Bobbisangel said:
I don't know what type of a kid Jonnie was but there are kids...teens...that no matter what rules you have in your home the kid refuses to follow them.
This is not uncommon in this day and age. I know because I am raising one.
It's easy to say what a person would or should do but you really have to stand in the other person's shoes before you make a judgment. I know quite a few parents/grandparents that are raising teens today and it is not a easy thing to do. Some kids are just so strong willed that they are going to live their life the way they want regardless.
We don't know the family or what their lives were like. For all we know the dad could very well be a loving father and wanted the best for his son and Jonnie may have wanted to do things his way and it created problems. It's so easy to lay the blame on the parents but in reality it isn't always that the parents are bad parents. Reading what the young people on that thread had to say it sounds like we are reading a lot into a situation that may have not been at all like is being suggested.

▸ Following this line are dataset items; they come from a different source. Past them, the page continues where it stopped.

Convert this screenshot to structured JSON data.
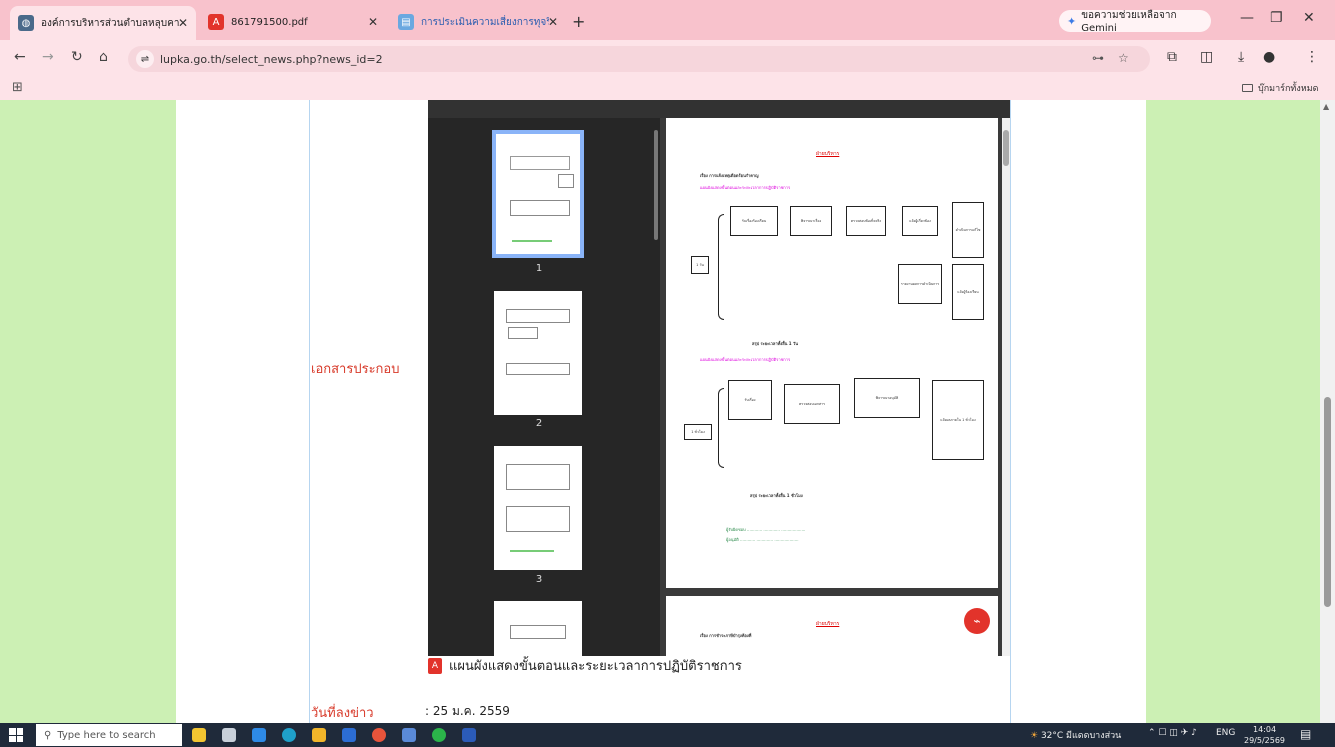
{
  "tabs": [
    {
      "title": "องค์การบริหารส่วนตำบลหลุบคา อำเภ",
      "active": true,
      "icon": "globe-icon"
    },
    {
      "title": "861791500.pdf",
      "active": false,
      "icon": "pdf-icon"
    },
    {
      "title": "การประเมินความเสี่ยงการทุจริตในการ",
      "active": false,
      "icon": "site-icon"
    }
  ],
  "gemini_label": "ขอความช่วยเหลือจาก Gemini",
  "url": "lupka.go.th/select_news.php?news_id=2",
  "bookmark_folder": "บุ๊กมาร์กทั้งหมด",
  "page": {
    "attachment_label": "เอกสารประกอบ",
    "pdf_caption": "แผนผังแสดงขั้นตอนและระยะเวลาการปฏิบัติราชการ",
    "date_label": "วันที่ลงข่าว",
    "date_value": ": 25 ม.ค. 2559"
  },
  "pdf": {
    "thumbnail_numbers": [
      "1",
      "2",
      "3"
    ],
    "page1": {
      "header": "ฝ่ายบริหาร",
      "title_line": "เรื่อง  การแจ้งเหตุเดือดร้อนรำคาญ",
      "subtitle": "แผนผังแสดงขั้นตอนและระยะเวลาการปฏิบัติราชการ",
      "flow1_side": "1 วัน",
      "flow1_boxes": [
        "รับเรื่องร้องเรียน",
        "พิจารณาเรื่อง",
        "ตรวจสอบข้อเท็จจริง",
        "แจ้งผู้เกี่ยวข้อง",
        "ดำเนินการแก้ไข"
      ],
      "flow1_lower": [
        "รายงานผลการดำเนินการ",
        "แจ้งผู้ร้องเรียน"
      ],
      "sum1": "สรุป  ระยะเวลาทั้งสิ้น  1  วัน",
      "subtitle2": "แผนผังแสดงขั้นตอนและระยะเวลาการปฏิบัติราชการ",
      "flow2_side": "1 ชั่วโมง",
      "flow2_boxes": [
        "รับเรื่อง",
        "ตรวจสอบเอกสาร",
        "พิจารณาอนุมัติ",
        "แจ้งผลภายใน 1 ชั่วโมง"
      ],
      "sum2": "สรุป  ระยะเวลาทั้งสิ้น  1  ชั่วโมง",
      "footer1": "ผู้รับผิดชอบ ............  .............  ...................",
      "footer2": "ผู้อนุมัติ ............  .............  ..................."
    },
    "page2": {
      "header": "ฝ่ายบริหาร",
      "title_line": "เรื่อง  การชำระภาษีบำรุงท้องที่"
    }
  },
  "taskbar": {
    "search_placeholder": "Type here to search",
    "weather": "32°C  มีแดดบางส่วน",
    "lang": "ENG",
    "time": "14:04",
    "date": "29/5/2569"
  }
}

Bobbisangel, I definitely see what you're saying, but I HAVE stood in their shoes. I spent the first eleven years of my life being repeatedly abused by my sibling...
I understand there are some kids that are bad kids. BUT, it is the parent's responsibility until that child is 18 years old to know where that child is. My parents finally got their acts together, and had to commit my sibling to an institution for the protection of myself and my younger siblings, (whom weren't hated as much as I was - maybe because they're a lot younger), as well as for the protection of the psycho that was responsible for all of this in the first place. They didn't want to do it but they had no other choice. My sibling was almost 14 when the decision was finally made.
If Jonnie WAS a bad kid, maybe his parents hadn't gotten to the point that my family finally had. Maybe they didn't have the same degree of trouble or warning signs. But the bottom line is still that he was 17 years old, and at the very least, a missing persons report should have been filed. Had my sibling disappeared, I probably would NOT have filed a missing persons report, (and might still not although I try to forgive & forget), but my parents would have and DID on many occassions. I don't see how it can be true that his parents were good parents,
and that they loved him very much if this is the end result of his life & their relationships. Once in a great, great while you will find a person that seems bad by nature. Most often, however, these people are made. As much as my parents regret it, they came to realize that
they created my sibling and the behavior problems by their earlier inaction. Yes, they loved my sibling very much but no - they were not good parents when it mattered, and that's how our crisis began in the first place. So maybe Jonnie's parents loved him very much. Or maybe they were good parents. But I suspect that they weren't both.
ETA: I am also raising a difficult teenager right now so I can totally sympathize with those that also are.